In this tutorial, we’ll explore how to use the filter() function in Python, specifically for digital humanists. The filter() function is a built-in Python function. This means you do not need to install a library to use it. The function processes a sequence of data (such as lists, tuples, or any other iterable) and keeps only the elements that satisfy a specific condition. This condition is defined by a function or a lambda expression that returns a boolean value (True or False).

When the filter() function is called, it iterates through each element in the sequence, applies the condition, and retains only the elements for which the condition returns True. The result is a new iterable, usually a list or a tuple, containing the filtered elements. If you are familiar with filtering in databases or a Pandas DataFrame in Python, then you may already be familiar with this concept.

In simpler terms, the filter() function helps you selectively keep elements from a dataset based on a particular criterion or test. This is especially useful when working with large datasets or when you need to focus on specific aspects of the data.

This powerful tool is particularly useful in digital humanities projects, where you often need to extract relevant information from large datasets, such as texts, metadata, or collections of cultural artifacts.

For instance, digital humanists may want to identify specific words or phrases in a corpus of texts, filter out irrelevant data from a dataset of historical records, or analyze the occurrence of certain artistic features in a collection of paintings. The filter() function, when combined with appropriate conditions, can help streamline these tasks and provide valuable insights.

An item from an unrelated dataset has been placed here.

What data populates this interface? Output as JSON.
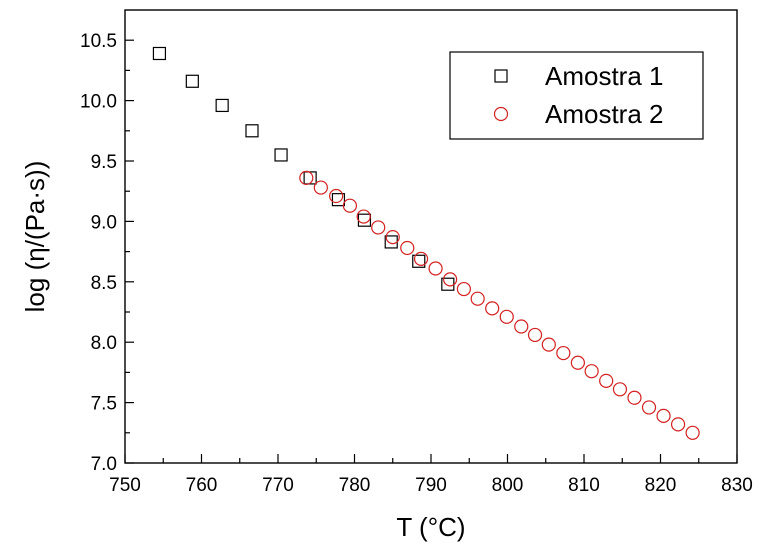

We will be working with the following data:

lines = [
    "Once upon a midnight dreary, while I pondered, weak and weary,",
    "Over many a quaint and curious volume of forgotten lore—",
    "While I nodded, nearly napping, suddenly there came a tapping,",
    "As of some one gently rapping, rapping at my chamber door.",
]

Using the filter() Function#

The filter() function has the following syntax:

filter(function, iterable)
  • function: A function that tests each item in the iterable and returns a boolean value (True or False).

  • iterable: An iterable (e.g., list, tuple, or string) whose elements will be tested by the function.

The filter() function returns an iterator containing the elements that satisfy the condition set by the function.

Let’s start with a simple example. We will create a function that checks if a line starts with the word “While”:

def starts_with_while(line):
    return line.startswith("While")

Now, let’s use the filter() function to keep only the lines that start with “While”:

filtered_lines = filter(starts_with_while, lines)

The filtered_lines variable is an iterator. To see the result, you can convert it to a list:

print(list(filtered_lines))
['While I nodded, nearly napping, suddenly there came a tapping,']

Using filter() with Lambda Functions#

For simple filtering conditions, you can use lambda functions instead of defining a separate function. A lambda function is an anonymous, one-line function that you can define and use directly in the filter() function.

For example, let’s filter the lines that contain the word “rapping” using a lambda function:

filtered_lines = filter(lambda line: "rapping" in line, lines)
print(list(filtered_lines))
['As of some one gently rapping, rapping at my chamber door.']